Bias Plays a Role Even in Digital Forensics
Evidence collected through the use of digital forensics is being presented all the time in criminal cases. If you have had a case involving cell phone extraction data, Google alerts to law enforcement regarding child pornography, the use of facial recognition technology, etc., then you have encountered digital forensics.
We often think of digital evidence as being objective and credible; we rarely think bias could play a role in its collection. Sure, bias can come into play when deciding how to understand/interpret the extracted data, but we assume bias would have no impact on whether the data is actually collected in the first place.
As Nina Sunde and Itiel Dror note in their new study, however, the quality and outcome of the process used in a digital forensic investigation “is dependent on cognitive and human factors, which can lead to bias and error.” Sunde and Dror provided a hypothetical case scenario and evidence file to 65 digital forensics examiners from eight different countries. The scenario involved determining whether a particular user leaked confidential information. The evidence file contained files one would typically find on a work computer, including programs for handling documents, spreadsheets, presentations, emails, etc. The file also included internet browsing history. The study sought to answer two questions: (1) whether digital forensic examiners were biased by contextual information; and (2) whether examiners were consistent with one another.
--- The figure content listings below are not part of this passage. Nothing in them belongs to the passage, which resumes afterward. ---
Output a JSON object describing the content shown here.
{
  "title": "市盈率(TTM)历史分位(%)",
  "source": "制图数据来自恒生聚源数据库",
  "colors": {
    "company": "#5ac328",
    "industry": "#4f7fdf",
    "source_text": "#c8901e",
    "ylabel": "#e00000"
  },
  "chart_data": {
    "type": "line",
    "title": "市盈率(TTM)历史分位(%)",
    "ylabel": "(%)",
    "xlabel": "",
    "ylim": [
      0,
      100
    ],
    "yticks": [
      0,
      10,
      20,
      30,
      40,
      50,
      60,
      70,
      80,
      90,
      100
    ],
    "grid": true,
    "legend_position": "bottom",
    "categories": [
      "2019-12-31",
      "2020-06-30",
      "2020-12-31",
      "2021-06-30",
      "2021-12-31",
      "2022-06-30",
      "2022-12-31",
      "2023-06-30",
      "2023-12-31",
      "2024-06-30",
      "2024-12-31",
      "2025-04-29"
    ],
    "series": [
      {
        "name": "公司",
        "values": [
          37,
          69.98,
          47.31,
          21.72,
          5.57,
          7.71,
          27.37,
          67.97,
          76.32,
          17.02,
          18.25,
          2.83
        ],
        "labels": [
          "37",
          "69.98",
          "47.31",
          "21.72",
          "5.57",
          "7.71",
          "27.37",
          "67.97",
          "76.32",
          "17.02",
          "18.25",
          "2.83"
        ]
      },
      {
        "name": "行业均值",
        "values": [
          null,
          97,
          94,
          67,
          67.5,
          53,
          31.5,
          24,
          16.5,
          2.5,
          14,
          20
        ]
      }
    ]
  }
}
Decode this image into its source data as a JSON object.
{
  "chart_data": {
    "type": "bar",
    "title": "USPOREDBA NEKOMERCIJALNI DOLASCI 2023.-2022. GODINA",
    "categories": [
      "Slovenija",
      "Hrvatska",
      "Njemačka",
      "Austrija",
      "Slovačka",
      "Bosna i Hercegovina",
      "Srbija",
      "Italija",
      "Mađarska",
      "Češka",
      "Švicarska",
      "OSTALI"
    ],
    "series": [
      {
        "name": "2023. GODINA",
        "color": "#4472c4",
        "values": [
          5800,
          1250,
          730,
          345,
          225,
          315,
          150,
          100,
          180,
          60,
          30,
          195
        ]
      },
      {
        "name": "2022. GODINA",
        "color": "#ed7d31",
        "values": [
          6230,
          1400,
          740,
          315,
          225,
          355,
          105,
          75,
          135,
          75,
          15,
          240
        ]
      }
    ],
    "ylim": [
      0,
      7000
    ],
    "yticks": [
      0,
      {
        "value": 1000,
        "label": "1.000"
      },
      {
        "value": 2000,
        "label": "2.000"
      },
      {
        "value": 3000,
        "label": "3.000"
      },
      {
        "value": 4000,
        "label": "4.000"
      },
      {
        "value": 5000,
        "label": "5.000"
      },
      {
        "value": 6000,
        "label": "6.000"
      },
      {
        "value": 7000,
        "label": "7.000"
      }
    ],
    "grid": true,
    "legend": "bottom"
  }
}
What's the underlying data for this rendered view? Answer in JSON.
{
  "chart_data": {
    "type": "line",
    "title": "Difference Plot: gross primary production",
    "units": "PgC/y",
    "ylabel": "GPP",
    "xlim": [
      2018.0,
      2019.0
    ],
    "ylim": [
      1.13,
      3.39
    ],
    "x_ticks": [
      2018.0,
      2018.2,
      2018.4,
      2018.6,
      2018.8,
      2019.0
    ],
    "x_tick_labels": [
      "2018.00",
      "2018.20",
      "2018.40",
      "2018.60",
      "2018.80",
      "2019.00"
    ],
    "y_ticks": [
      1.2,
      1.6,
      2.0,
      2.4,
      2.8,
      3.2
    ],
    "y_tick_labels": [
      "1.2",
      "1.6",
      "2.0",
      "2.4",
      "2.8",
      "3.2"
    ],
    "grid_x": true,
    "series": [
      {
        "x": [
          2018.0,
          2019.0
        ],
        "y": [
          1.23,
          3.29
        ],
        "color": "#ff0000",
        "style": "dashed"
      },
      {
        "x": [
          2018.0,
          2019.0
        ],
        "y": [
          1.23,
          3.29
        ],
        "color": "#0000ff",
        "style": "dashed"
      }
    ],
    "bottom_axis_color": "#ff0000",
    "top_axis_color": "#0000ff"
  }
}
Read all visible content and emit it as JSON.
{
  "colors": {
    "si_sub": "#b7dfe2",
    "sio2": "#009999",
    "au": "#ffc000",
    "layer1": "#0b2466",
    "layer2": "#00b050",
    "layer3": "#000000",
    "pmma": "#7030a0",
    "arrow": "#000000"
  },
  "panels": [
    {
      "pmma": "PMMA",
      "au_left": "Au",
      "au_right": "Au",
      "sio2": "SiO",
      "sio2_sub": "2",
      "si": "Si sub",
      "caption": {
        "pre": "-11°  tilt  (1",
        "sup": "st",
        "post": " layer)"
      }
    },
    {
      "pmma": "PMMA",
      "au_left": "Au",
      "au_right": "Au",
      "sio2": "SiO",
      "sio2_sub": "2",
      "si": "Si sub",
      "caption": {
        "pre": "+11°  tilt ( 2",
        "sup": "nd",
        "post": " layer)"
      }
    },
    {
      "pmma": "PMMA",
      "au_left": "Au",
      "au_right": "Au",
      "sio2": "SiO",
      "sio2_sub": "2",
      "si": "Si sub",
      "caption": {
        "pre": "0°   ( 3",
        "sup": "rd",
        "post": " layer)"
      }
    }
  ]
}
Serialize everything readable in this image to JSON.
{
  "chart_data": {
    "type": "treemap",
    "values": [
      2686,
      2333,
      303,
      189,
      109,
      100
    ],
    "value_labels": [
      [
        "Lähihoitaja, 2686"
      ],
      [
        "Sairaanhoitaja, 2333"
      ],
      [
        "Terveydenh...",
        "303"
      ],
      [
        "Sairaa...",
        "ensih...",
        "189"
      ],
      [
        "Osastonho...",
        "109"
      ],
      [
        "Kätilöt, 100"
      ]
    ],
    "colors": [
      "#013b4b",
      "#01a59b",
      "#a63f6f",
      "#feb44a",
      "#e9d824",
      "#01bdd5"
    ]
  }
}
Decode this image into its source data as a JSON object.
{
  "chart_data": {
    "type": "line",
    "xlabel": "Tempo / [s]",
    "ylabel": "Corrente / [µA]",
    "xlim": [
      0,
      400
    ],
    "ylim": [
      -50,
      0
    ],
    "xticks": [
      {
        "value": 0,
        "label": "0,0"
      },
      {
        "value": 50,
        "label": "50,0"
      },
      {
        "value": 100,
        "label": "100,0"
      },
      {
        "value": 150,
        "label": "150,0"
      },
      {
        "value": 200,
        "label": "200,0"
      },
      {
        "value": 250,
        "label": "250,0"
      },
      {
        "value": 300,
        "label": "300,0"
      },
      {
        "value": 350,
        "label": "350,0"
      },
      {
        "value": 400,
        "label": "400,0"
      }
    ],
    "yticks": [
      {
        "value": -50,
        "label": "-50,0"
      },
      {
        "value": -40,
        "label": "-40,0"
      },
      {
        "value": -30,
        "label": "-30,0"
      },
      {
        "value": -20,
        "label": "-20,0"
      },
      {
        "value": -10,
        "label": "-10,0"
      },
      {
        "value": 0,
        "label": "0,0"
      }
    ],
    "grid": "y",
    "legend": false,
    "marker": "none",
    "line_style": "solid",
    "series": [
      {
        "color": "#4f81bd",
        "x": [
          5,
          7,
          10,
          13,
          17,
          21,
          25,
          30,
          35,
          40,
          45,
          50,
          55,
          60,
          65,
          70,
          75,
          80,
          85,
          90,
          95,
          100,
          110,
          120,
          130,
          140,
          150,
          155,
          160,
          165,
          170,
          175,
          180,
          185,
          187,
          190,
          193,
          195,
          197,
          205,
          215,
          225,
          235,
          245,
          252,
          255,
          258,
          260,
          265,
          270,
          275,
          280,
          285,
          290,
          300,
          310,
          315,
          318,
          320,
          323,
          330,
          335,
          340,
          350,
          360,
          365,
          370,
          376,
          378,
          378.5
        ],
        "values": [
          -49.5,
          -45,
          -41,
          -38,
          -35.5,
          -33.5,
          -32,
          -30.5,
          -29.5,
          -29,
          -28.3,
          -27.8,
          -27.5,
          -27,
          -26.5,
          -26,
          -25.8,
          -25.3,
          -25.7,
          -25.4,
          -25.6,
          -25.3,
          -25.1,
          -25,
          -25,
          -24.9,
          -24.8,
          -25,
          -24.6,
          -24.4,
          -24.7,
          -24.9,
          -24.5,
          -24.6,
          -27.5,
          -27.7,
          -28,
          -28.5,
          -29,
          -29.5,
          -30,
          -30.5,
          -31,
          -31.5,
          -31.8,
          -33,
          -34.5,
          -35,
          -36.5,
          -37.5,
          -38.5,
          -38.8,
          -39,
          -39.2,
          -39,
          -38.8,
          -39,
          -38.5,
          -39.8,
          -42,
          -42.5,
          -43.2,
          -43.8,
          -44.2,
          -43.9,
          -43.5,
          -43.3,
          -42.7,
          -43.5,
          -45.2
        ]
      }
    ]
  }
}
Regarding the first question, the examiners were split into groups and given no contextual information at all; contextual information suggesting the user’s innocence; contextual information suggesting weak indications of guilt of the user; and contextual information suggesting strong indications of guilt of the user.
Sunde and Dror analyzed whether the contextual information affected the number of observations/traces of evidence found, how those traces were interpreted, and what conclusions the examiners drew from those observations and interpretations.
Not surprisingly, examiners who received contextual information suggesting the user’s innocence found the fewest traces/observations, while examiners who received contextual information with indications of weak guilt found the most traces/observations. The contextual information did not appear to play a role in how those observations were interpreted or in conclusions drawn from those observations.
Additional analysis revealed examiners receiving contextual information suggesting the user’s innocence either found some additional traces but did not include them in their reports, or simply stopped looking for traces sooner than the other examiners. Examiners who received contextual information giving weak indications of the user’s guilt found the most races because they continued looking for additional traces longer than examiners in the other groups.
Even more troubling, however, was the authors’ conclusion that examiners within each group exhibited a low consistency on all three levels (number of traces, interpretation, and conclusions).
Practically speaking, what does this all mean for legal practitioners? First, it is imperative that attorneys know what contextual information the digital forensic examiner received. Second, where the evidence tends to establish your client’s guilt, having the evidence re-examined by a different digital forensic examiner is necessary. With low consistency exhibited by digital forensic examiners, there is a good chance a second digital forensic examiner will reach different conclusions than the first examiner did.